A fellowship to create a new hybrid workforce for health and design
The consolidation of hospitals into networks has increased the cadence of building for those systems. Where a single hospital entity would build a new hospital every 30-40 years, networks are looking at projects every 3-5 years. That increased rate of investment puts more emphasis on outcomes, Ibrahim said.
“Some clients have started getting their heads around that. They know they need to need to think about multiple projects in a row and ask, ‘OK you’re the architect, we have multiple projects, how are you going to evaluate the first one to make sure we’re better on the second and third projects?’ Most firms just aren't equipped with the workforce to do that.”
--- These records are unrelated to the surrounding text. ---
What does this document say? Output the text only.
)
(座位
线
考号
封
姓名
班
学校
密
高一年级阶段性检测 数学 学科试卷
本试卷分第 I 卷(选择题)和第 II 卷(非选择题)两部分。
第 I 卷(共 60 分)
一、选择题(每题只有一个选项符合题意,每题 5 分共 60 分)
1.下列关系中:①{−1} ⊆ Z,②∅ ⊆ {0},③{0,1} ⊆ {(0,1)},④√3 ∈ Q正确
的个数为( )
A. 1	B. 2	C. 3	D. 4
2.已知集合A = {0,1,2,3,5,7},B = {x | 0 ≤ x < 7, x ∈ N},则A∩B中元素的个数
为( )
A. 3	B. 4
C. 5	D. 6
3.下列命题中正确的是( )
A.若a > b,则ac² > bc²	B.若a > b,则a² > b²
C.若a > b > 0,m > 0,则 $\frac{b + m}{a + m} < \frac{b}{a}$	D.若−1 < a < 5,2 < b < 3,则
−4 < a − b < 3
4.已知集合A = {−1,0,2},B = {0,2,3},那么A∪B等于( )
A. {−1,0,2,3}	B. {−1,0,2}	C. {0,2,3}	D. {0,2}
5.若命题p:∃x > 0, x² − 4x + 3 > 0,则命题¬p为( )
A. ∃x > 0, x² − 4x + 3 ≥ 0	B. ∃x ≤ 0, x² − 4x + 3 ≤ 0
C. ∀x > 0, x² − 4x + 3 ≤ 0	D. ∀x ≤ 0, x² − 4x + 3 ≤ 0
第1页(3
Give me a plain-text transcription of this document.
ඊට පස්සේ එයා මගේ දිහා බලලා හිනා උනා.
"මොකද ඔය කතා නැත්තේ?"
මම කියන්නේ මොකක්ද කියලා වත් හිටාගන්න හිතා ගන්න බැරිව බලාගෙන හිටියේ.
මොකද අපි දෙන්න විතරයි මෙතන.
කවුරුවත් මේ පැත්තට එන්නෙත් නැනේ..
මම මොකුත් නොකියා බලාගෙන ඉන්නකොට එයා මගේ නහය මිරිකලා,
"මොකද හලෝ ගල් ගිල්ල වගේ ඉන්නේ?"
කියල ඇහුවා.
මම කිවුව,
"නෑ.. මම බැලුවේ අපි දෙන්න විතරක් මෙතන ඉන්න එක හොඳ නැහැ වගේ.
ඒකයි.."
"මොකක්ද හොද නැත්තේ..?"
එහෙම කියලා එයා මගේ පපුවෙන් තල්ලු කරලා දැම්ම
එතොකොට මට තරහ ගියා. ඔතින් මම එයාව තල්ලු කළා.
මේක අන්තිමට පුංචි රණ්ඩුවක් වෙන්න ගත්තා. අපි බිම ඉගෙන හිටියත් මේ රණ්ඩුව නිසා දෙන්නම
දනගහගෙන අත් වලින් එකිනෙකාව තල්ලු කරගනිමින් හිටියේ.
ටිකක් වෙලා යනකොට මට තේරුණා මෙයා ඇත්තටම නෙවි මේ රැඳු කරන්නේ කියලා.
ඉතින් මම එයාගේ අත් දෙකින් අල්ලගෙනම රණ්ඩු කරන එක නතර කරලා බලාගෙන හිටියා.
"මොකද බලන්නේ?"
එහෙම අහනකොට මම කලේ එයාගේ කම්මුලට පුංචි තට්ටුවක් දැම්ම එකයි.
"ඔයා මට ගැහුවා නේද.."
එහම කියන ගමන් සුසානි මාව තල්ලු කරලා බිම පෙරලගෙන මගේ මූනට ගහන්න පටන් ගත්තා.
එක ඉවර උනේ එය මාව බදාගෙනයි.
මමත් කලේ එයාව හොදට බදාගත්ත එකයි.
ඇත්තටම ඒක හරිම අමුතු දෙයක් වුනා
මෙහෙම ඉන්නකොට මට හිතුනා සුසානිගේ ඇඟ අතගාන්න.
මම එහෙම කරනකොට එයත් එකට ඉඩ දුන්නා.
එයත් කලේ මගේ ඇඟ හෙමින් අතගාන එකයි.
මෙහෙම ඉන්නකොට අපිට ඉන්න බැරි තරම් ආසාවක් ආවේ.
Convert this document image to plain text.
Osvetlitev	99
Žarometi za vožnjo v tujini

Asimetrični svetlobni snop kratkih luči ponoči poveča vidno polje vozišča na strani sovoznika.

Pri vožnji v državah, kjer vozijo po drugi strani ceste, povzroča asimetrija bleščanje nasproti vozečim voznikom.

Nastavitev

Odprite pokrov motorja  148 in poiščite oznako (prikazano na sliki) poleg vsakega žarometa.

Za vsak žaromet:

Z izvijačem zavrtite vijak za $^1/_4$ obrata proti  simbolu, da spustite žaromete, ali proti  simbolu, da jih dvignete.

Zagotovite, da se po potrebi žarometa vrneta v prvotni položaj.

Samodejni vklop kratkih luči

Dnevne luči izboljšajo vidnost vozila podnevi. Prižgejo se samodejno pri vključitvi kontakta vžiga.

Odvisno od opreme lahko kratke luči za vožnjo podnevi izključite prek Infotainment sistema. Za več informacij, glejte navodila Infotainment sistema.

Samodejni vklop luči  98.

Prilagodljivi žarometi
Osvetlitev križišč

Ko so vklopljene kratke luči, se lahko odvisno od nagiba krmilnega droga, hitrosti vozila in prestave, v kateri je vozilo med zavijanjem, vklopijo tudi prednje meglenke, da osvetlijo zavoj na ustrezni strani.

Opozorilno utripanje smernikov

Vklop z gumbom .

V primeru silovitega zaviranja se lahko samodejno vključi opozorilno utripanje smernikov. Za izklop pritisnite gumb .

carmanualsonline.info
To help build up that workforce, Ibrahim is joining the faculty in the Department of Surgery at Michigan Medicine with a joint appointment in the Taubman College of Architecture and Urban Planning and launching a fellowship in Health & Design.
The fellowship is a two-year program geared to architects and urban planners in practice. They’ll be armed with the tools of health health services research and measurement science, which Ibrahim hopes they’ll connect to the patient experience to inform design at whatever firm they return to—and spread that discipline throughout the industry.
Key areas of optimization to target
Once this new concept is unleashed, Ibrahim anticipates two key domains of measurement and impact.
One is sustainability in terms of heating and cooling, which comes with built-in measurements—and a responsibility on the part of hospitals to try to be good stewards of resources.
Another is on patient outcomes. We’ve got loads of data on how patients fare, but we don’t currently link them to location of care; how does a patient fare in a corner room with a roommate versus in the room with no roommate closer to the nurses’ station?
“On a broader scale, when you’re a network of 12 hospitals trying to optimize care for the population, you have all the data for those people in those hospitals. The number of sudoku puzzles you can create for how to optimize the different hospitals, the referral patterns, and where patients go for specialty care...it’s a whole new science we have to figure out,” Ibrahim said.
Designers could best come up with innovative options, and people with healthcare knowledge could evaluate them, Ibrahim said.
Current events are highlighting how the marriage of design and healthcare is essential to health systems and structures.
“With the Coronavirus pandemic, we’re struggling in real time to quickly redesign healthcare delivery systems. I wish we already had a trained hybrid health-design workforce to deploy,” Ibrahim said.
Back to the design of the hallway in a hospital and what it means for cleaning the floor.
On a walk through one of Michigan Medicine’s buildings, Ibrahim pointed out a curved hallway, with rooms flanking one side of it and nurses’ stations positioned intermittently on the other.
The geometry provides better visibility for nurses into more rooms. It’s the same reason a conversation at a round table is easier than at a rectangular one.
The same geometry creates challenges for maintenance. The team that cleans the floors with the ride-on machines has to make more passes because the machines aren’t designed with the same angles. It’s taking more people, more money and more supplies to accommodate well-intentioned new designs.
Can Ibrahim fix it?
Will he be less lonely thinking about it soon?